Emma Pildes: We’re so humbled to be able to be the ones to tell these women’s story. As documentary filmmakers, we take that very seriously. So this is a community that has supported us to be able to make this film, and so we wanted to just keep them really in the loop on on everything.

I think they’re all very surprised. I mean, nevermind what happened last night, but I think they’ve all been very surprised. This was something that they just did because it was the right thing to do. That’s how basic they see this. So I think they have been surprised by how moving and effective this film has been and what the response has been from people. We want them to see that and we want them to feel that and know that and know that work that they did was important.

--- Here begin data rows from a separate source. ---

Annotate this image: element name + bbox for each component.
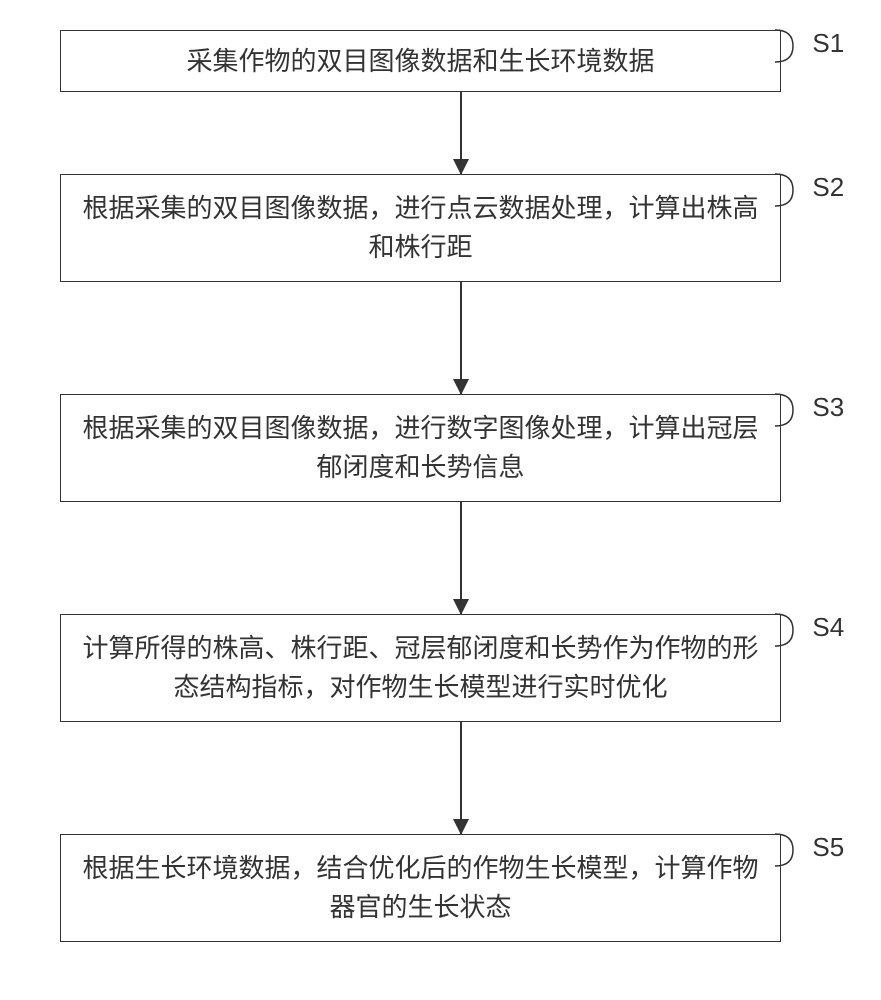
bracket-s5 bbox=[781, 832, 808, 942]
step-box-s1: 采集作物的双目图像数据和生长环境数据 bbox=[60, 30, 781, 92]
arrow-s2-s3 bbox=[460, 282, 462, 394]
step-text-s4: 计算所得的株高、株行距、冠层郁闭度和长势作为作物的形态结构指标，对作物生长模型进… bbox=[81, 629, 760, 707]
arrow-s4-s5 bbox=[460, 722, 462, 834]
step-box-s2: 根据采集的双目图像数据，进行点云数据处理，计算出株高和株行距 bbox=[60, 174, 781, 282]
arrow-container-4 bbox=[71, 722, 851, 834]
step-text-s2: 根据采集的双目图像数据，进行点云数据处理，计算出株高和株行距 bbox=[81, 189, 760, 267]
step-label-s3: S3 bbox=[812, 392, 861, 423]
step-text-s3: 根据采集的双目图像数据，进行数字图像处理，计算出冠层郁闭度和长势信息 bbox=[81, 409, 760, 487]
bracket-s3 bbox=[781, 392, 808, 502]
step-label-s4: S4 bbox=[812, 612, 861, 643]
step-text-s5: 根据生长环境数据，结合优化后的作物生长模型，计算作物器官的生长状态 bbox=[81, 849, 760, 927]
bracket-s2 bbox=[781, 172, 808, 282]
arrow-container-1 bbox=[71, 92, 851, 174]
bracket-s4 bbox=[781, 612, 808, 722]
arrow-container-2 bbox=[71, 282, 851, 394]
step-row-s5: 根据生长环境数据，结合优化后的作物生长模型，计算作物器官的生长状态 S5 bbox=[20, 834, 861, 942]
step-label-s2: S2 bbox=[812, 172, 861, 203]
step-box-s3: 根据采集的双目图像数据，进行数字图像处理，计算出冠层郁闭度和长势信息 bbox=[60, 394, 781, 502]
step-text-s1: 采集作物的双目图像数据和生长环境数据 bbox=[187, 42, 655, 81]
arrow-container-3 bbox=[71, 502, 851, 614]
step-label-s5: S5 bbox=[812, 832, 861, 863]
step-box-s5: 根据生长环境数据，结合优化后的作物生长模型，计算作物器官的生长状态 bbox=[60, 834, 781, 942]
step-box-s4: 计算所得的株高、株行距、冠层郁闭度和长势作为作物的形态结构指标，对作物生长模型进… bbox=[60, 614, 781, 722]
flowchart-container: 采集作物的双目图像数据和生长环境数据 S1 根据采集的双目图像数据，进行点云数据… bbox=[20, 30, 861, 942]
step-label-s1: S1 bbox=[812, 28, 861, 59]
bracket-s1 bbox=[781, 28, 808, 92]
arrow-s1-s2 bbox=[460, 92, 462, 174]
step-row-s4: 计算所得的株高、株行距、冠层郁闭度和长势作为作物的形态结构指标，对作物生长模型进… bbox=[20, 614, 861, 722]
step-row-s3: 根据采集的双目图像数据，进行数字图像处理，计算出冠层郁闭度和长势信息 S3 bbox=[20, 394, 861, 502]
step-row-s2: 根据采集的双目图像数据，进行点云数据处理，计算出株高和株行距 S2 bbox=[20, 174, 861, 282]
arrow-s3-s4 bbox=[460, 502, 462, 614]
step-row-s1: 采集作物的双目图像数据和生长环境数据 S1 bbox=[20, 30, 861, 92]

Tia Lessin: We even had a woman at our San Francisco Film Festival screening over the weekend who was the daughter of one of the Janes who had died 30 years ago. She was in tears after the screening. She was just a toddler in a stroller when her mother was a Jane, and in fact, she told us a story about how she was sort of a decoy when her mother went to the bank to make transactions to deposit money and withdraw money for medical supplies and what not. And she was in her stroller looking very cute as a decoy so that the bank clerks wouldn’t be so suspicious.

These were grandmothers. These were mothers. They were doing this with toddlers running around and nursing babies, and many of them now are grandmothers and great grandmothers. So they not only obviously have a big political stake in this, they also have a very personal stake because they’re literally the next, the upcoming generation that we’re all worried for, that we’re all concerned about.